Caspase activity inhibition delays programmed spermatogenic cell death in vitro

Programmed cell death or apoptosis was analyzed in rat Sertoli-spermatogonial cell cocultures prepared front 2-9 day old rats using time-lapse video microscopy, a cell viability fluorescence microscopy assail, immunocytochemical markers, and cell-permeable caspase inhibitory peptides with reversible and irreversible effects. We show that apoptosis can initially affect a single member of a spermatogonial cell cohort and that single non-viable spermatogonial cells can remain conjoined to viable spermatogonial cells. The integrity of the cytoskeletal F-actin network and the presence on Bcl-2 immunoreactivity are valuable markers of spermatogonial cell viability. Apoptotic bodies released into the culture medium are generally eliminated after culture medium replenishment; however, spermatogonial apoptotic cell remnants can be taken up by Sertoli cells, which are known to represent a phagocytic somatic population within the seminiferous epithelium. Cell permeable caspase-1 and caspase-4 inhibitory peptides with reversible and irreversible action were supplemented to a serum-free hormone-growth factor-supplemented medium.

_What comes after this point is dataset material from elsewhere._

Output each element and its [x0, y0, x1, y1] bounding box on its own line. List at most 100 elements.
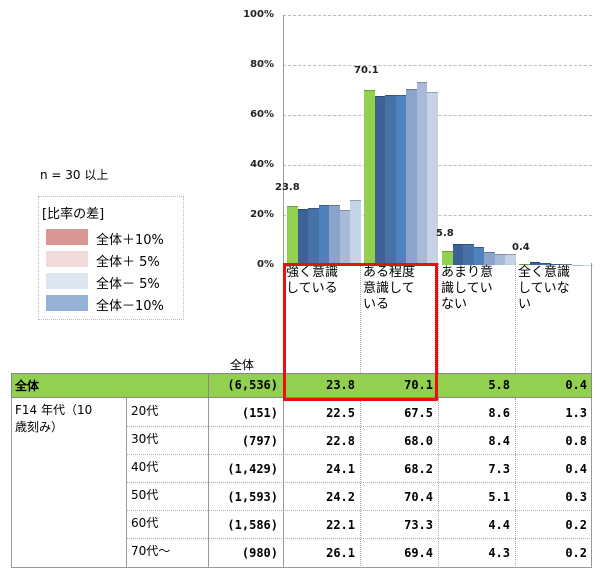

In the absence of the caspase inhibitory peptide, the viability of spermatogonial cells decreases gradually with time in coculture. However, the addition of caspase inhibitory peptides causes a significant accumulation of spermatogenic cells per unit surface area. Although inhibition of caspases, the executors of spermatogonial cell death, results in a substantial increase of spermatogonial cells in the cocultures, it remains to be determined what the differentiation potential of caspase-inhibited spermatogonial cell cohorts is.